J.K.
Rowling
Scotland's
latest superstar writer seems destined to outsell Robert Louis
Stevenson and J.M. Barrie combined.
Like that of her own character, Harry Potter, J.K. Rowling's life
has the luster of a fairy tale. Divorced, living on public assistance
in a tiny Edinburgh flat with her infant daughter, Rowling wrote
Harry Potter and the Sorcerer's Stone at a table in an Edinburgh
café during her daughter's naps and it was Harry
Potter that rescued her. First, the Scottish Arts Council gave
her a grant to finish the book. After its sale to Bloomsbury (UK)
and Scholastic Books, the accolades began to pile up. Harry Potter
won The British Book Awards Children's Book of the Year, and the
Smarties Prize, and rave reviews on both sides of the Atlantic.

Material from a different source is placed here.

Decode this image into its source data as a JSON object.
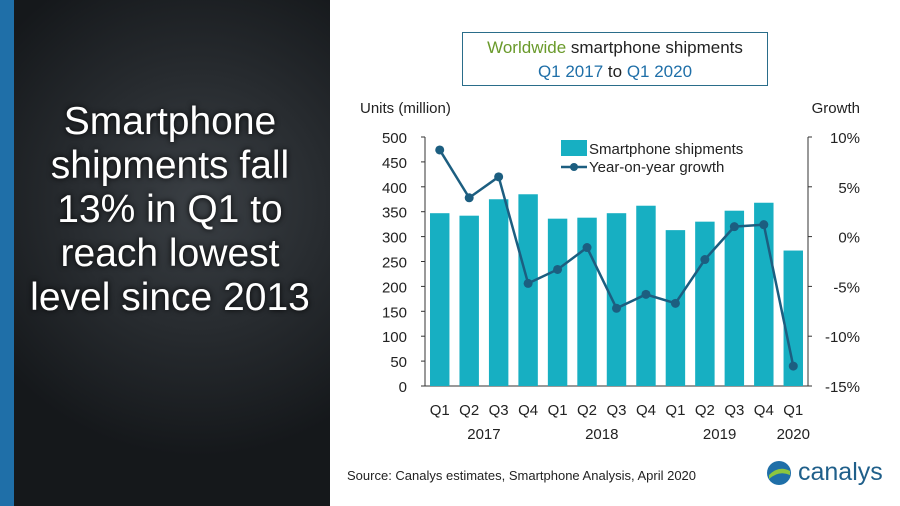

Book rights have been sold to England, France, Germany, Italy,
Holland, Greece, Finland, Denmark, Spain and Sweden.
A
graduate of Exeter University, a teacher, and then an unemployed
single parent, Rowling wrote Harry Potter when "I was very
low, and I had to achieve something. Without the challenge, I
would have gone stark raving mad." But Rowling has always
written; her first book was called "Rabbit." "I
was about six, and I haven't stopped scribbling since."